Dener é engenheiro de software e trabalha à distância para uma empresa de Los Angeles, nos Estados Unidos. A irmã dele, Vitória, de 23 anos, atualmente estuda Medicina em São Paulo com uma bolsa do Fies, programa de financiamento estudantil do governo federal.
Thais Carrança/ Role,Da BBC News Brasil em São Paulo
“Na nossa família, o ciclo de pobreza estrutural foi quebrado. Mas não foi fácil. Quando paro para pensar na minha história, sei o quanto de tempo levou para isso acontecer. Não é trivial, de maneira alguma”, diz Dener Silva Miranda, de 31 anos e morador de Parnaíba, no Piauí.
Dener é engenheiro de software e trabalha à distância para uma empresa de Los Angeles, nos Estados Unidos. A irmã dele, Vitória, de 23 anos, atualmente estuda Medicina em São Paulo com uma bolsa do Fies, programa de financiamento estudantil do governo federal.
Não seria nada demais, se Dener e Vitória fossem filhos da classe média brasileira, mas esse não é o caso. Ou não era o caso na infância dos dois, no início dos anos 2000, quando a família de Dener e Vitória recebeu o Bolsa Escola e fez parte da primeira geração de beneficiários do Bolsa Família, programa de transferência de renda que completa 20 anos em outubro de 2023.
Daquela primeira geração, apenas 1 em cada 5 filhos de beneficiários do programa continuava recebendo o Bolsa Família 14 anos depois, segundo levantamento do Instituto Mobilidade e Desenvolvimento Social publicado em abril de 2022 .
As trajetórias dessas famílias sugerem que a saída permanente da pobreza depende da combinação da transferência de renda com uma série de fatores, incluindo um conjunto maior de políticas públicas.
Avós analfabetos, pais no Bolsa Família, filhos na universidade
“Dos meus avós, só um foi alfabetizado. Minha mãe estudou até a quarta série e meu pai nunca concluiu o ensino médio”, conta Dener.
A pernambucana Luzinete e o maranhense Francisco foram para São Paulo nos anos 1980, lembra o filho do casal.
“Eles foram naquela última grande leva de imigrantes nordestinos – minha mãe, aos 15 anos, para ser empregada doméstica.

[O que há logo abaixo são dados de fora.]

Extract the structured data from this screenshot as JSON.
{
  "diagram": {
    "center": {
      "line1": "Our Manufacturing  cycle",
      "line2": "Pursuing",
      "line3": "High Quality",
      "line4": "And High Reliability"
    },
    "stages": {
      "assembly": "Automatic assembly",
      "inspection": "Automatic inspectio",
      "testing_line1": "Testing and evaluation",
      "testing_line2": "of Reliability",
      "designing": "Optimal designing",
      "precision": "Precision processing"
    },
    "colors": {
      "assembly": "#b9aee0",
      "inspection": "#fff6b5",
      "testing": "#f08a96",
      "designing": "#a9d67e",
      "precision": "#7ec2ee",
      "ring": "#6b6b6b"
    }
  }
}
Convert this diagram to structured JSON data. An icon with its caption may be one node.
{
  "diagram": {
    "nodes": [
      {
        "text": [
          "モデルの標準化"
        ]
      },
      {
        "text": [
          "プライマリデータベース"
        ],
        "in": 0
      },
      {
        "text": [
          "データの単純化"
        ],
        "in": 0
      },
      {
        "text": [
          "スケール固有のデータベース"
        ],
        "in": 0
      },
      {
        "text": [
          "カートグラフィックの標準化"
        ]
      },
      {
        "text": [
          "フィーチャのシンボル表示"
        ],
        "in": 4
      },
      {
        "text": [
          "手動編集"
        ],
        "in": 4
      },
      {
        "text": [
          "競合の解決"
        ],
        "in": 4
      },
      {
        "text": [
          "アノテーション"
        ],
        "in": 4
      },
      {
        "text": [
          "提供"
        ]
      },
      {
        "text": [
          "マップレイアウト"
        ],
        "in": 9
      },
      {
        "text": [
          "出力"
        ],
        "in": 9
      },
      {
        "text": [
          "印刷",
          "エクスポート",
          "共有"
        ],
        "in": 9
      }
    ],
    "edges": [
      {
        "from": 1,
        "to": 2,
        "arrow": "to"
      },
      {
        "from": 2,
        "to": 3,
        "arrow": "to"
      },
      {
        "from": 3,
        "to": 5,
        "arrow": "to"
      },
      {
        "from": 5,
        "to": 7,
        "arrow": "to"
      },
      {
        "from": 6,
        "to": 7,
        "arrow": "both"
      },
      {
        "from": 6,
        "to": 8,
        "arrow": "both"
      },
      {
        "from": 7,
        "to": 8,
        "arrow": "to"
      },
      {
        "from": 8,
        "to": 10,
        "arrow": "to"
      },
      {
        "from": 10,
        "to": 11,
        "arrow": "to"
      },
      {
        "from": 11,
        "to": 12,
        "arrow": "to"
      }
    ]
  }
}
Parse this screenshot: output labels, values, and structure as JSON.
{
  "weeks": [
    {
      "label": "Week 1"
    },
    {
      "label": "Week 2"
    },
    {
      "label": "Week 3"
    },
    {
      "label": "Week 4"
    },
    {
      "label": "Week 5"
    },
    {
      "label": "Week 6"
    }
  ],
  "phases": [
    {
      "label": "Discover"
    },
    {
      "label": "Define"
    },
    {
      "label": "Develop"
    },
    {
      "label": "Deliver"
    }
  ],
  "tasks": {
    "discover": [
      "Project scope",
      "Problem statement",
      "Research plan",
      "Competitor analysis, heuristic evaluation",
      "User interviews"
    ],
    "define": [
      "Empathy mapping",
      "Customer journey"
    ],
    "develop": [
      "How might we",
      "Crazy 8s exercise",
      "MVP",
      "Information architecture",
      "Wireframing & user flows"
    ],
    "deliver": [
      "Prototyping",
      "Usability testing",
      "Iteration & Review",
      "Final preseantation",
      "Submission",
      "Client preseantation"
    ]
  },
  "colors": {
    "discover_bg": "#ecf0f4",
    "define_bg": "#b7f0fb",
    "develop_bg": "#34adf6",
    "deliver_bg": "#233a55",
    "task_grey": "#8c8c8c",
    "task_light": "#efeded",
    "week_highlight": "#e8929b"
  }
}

E meu pai um pouco mais tarde, aos 18 anos, e foi lixeiro, porteiro, mecânico e operário industrial, mas sempre com vontade de voltar ao Nordeste.”

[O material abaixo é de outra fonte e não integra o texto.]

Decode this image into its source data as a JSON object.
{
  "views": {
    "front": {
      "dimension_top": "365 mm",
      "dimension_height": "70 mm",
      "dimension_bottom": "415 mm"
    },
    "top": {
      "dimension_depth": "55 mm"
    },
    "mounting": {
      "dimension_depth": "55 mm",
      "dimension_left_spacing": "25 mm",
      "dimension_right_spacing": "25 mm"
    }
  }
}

Depois de uma primeira tentativa fracassada, Luzinete e Francisco se instalaram em Parnaíba, no Piauí, no fim dos anos 1990, ela para trabalhar como cabeleireira e ele, como mecânico de motos.
“Minha mãe cortava cabelo e cobrava R$ 2 por corte, mas tinha dia que cortava três, quatro cabelos, e tinha dia que não cortava nenhum, então não tinha uma estabilidade de renda”, lembra Dener, observando que a situação do pai, como mecânico autônomo, era similar.
“Foi quando surgiu o Bolsa Escola, ali em 2001, e a gente começou a receber esse benefício, que na época era de R$ 15”, recorda.
Criado durante o segundo mandato de Fernando Henrique Cardoso (PSDB), o valor do benefício do Bolsa Escola era pago por criança entre 6 e 15 anos (até um máximo de R$ 45), às famílias com renda abaixo de R$ 90 por pessoa, com a contrapartida de manutenção das crianças na escola. Em 2003, logo no início do primeiro mandato de Luiz Inácio Lula da Silva (PT), a família passou a receber o Bolsa Família, lembra Dener.